More masters have been poisoning the boys' minds against me. Tony's House-master has been lecturing him about my pernicious influence. I wish I knew what was behind this dark conspiracy. I wish they would give me some facts to go on, and say that just here or just there I was doing harm, but all their accusations are nebulous. Whenever I go up to a man's rooms and beard him in his den, he nearly always denies that he ever said any of the things which were reported of him. It's very difficult to know what to do.
I've discovered another wheeze which I use to get original work out of my form. I give out a list of forty or fifty words, ostensibly for spelling, and by the side of these they write a list of synonyms, and then during their next prep. they weave a story round the words I have given them. I have had wonderful results from this simple device. Incidentally the boys love doing it. It stimulates them, especially when they have to read their own efforts aloud.
Now that the sports are looming ahead, I get up in the very early mornings and take people for training walks. In the afternoon I run with them across country or round the track. Before I came no one worried much about the sports. I have really got them keen this year, much to Hallows' indignation, because as games master he is responsible for the sports, and he thinks I'm taking too much upon myself in training them daily for weeks before the events.
About a dozen of us, Tony and other boys in this House, go off every Sunday to a nook we've found by an inland stream. We call it a training walk: it pans out at twelve miles. By so doing we get right outside the country we know and really begin to get a glimmering of beauty on these glorious warm spring days. It's impossible to imagine now that we were ever snow-bound. It is warm and sunny every day; so much so that "Rugger," and hockey seem indescribably silly games for this time of year. It feels "crickety" weather. I've been writing articles on Hymns and Cross-Country Running for the London Press and had both accepted, which is a bit of luck. Things are looking up. All the same it's a nerve-racking process, waiting to hear one's fate by every post. Editors are as stubborn as mules and without any sense of humanity.
We have had one great excitement lately. A schooner ran ashore just close to my bedroom window and we had to rush out in the middle of the night and rescue people. Poor devils, they were awfully cold and miserable by the time we got them to bed in the sanatorium, but luckily there were no lives lost, and most of the cargo has been salvaged.
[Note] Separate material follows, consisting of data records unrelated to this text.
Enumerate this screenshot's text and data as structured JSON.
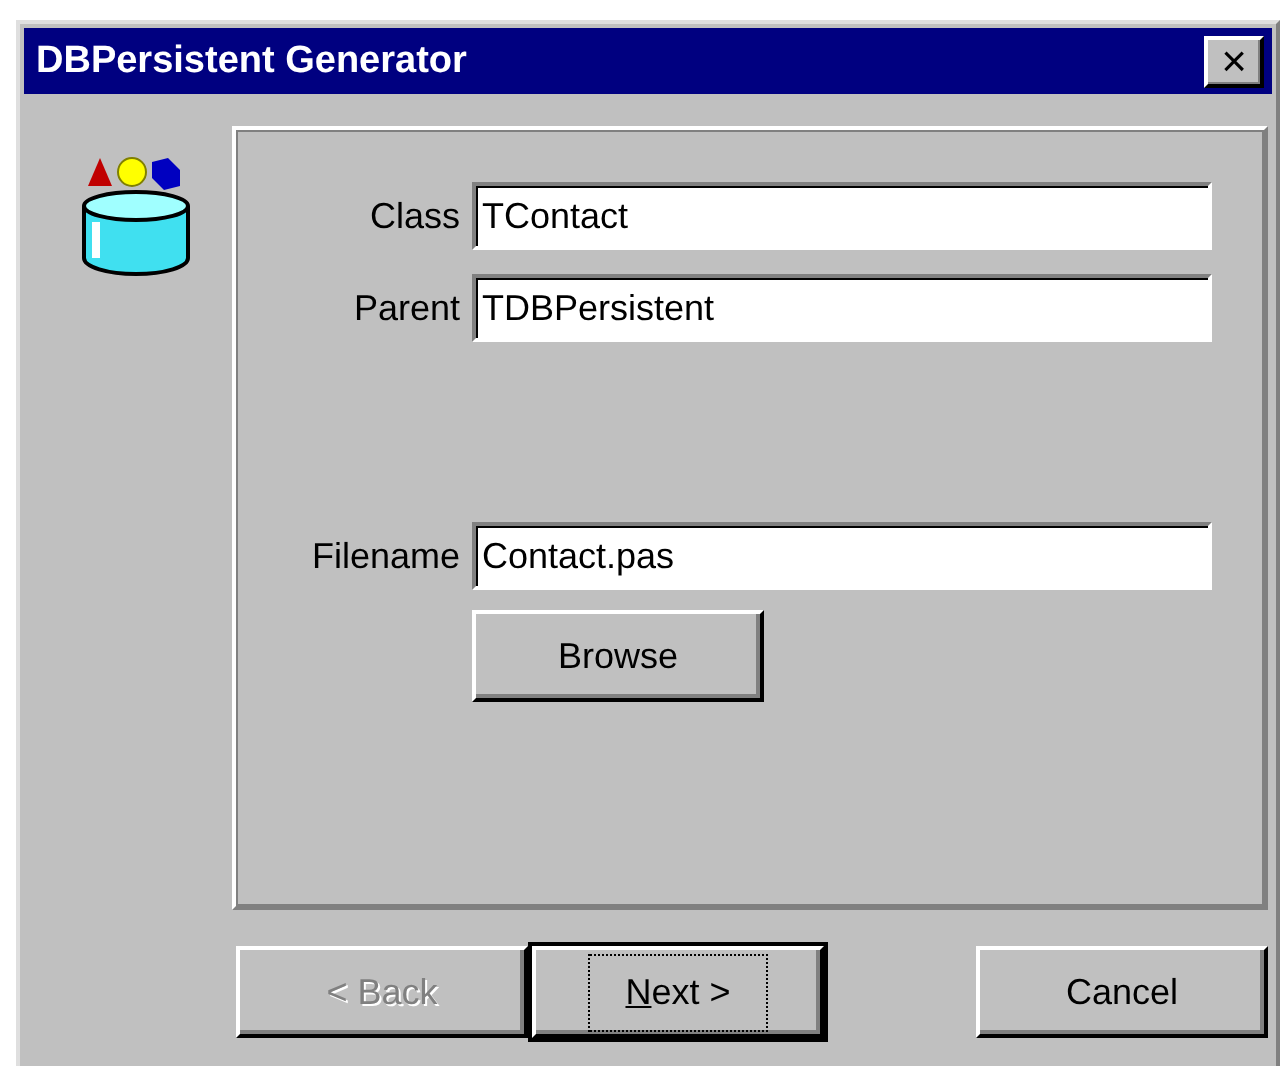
{
  "window": {
    "title": "DBPersistent Generator",
    "close_button": "×"
  },
  "fields": [
    {
      "label": "Class",
      "value": "TContact"
    },
    {
      "label": "Parent",
      "value": "TDBPersistent"
    },
    {
      "label": "Filename",
      "value": "Contact.pas"
    }
  ],
  "browse_button": {
    "label": "Browse"
  },
  "buttons": [
    {
      "label": "< Back",
      "disabled": true,
      "default": false,
      "mnemonic": false
    },
    {
      "label": "Next >",
      "disabled": false,
      "default": true,
      "mnemonic": true
    },
    {
      "label": "Cancel",
      "disabled": false,
      "default": false,
      "mnemonic": false
    }
  ]
}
Life at the end of the Easter term is fairly brisk. It's impossible to get hold of boys to do anything in the way of extra work owing to the innumerable House competitions. There is the Junior and Senior Hockey, the Singing Competition, the Boxing, the Gym., the Corps and Certificate "A," the Sports, and Heaven knows what besides—and every man on the staff thinks that his pet job is the only one that matters. The only thing about which we are all agreed is that school work does not matter. No one thinks of that. All the same I think these contests are good things, particularly in the Corps, though I object to the extraordinary number of prizes and pots that are lavished upon individual winners. There's a huge element of selfishness inspired by the very things which we hold to eradicate it. I took two days off by going down to Queen's Club to see the Oxford and Cambridge Sports. It was a rare treat to meet all one's best friends of the Oxford days and watch other people in the last stages of nervous funk as we were so few years ago. I went to the dinner afterwards: I wonder whether one will ever grow out of these orgies. They are very life and blood to me now at any rate. I expect our older guests get a trifle tired with the exuberance of our spirits before the end. It was very tame to have to come back to Radchester and the school sports after that grand struggle at Queen's Club.
April 13, 1912
Here I am back again in my beloved Bath.
The term ended well. Heatherington's won the sports and I was the recipient of a tremendous ovation at the House Supper. I don't think I ever felt so proud before. At the end of term I went down to Hampton Court with Tony until Good Friday, when I went on to see Ruth: we have spent all the rest of the time together.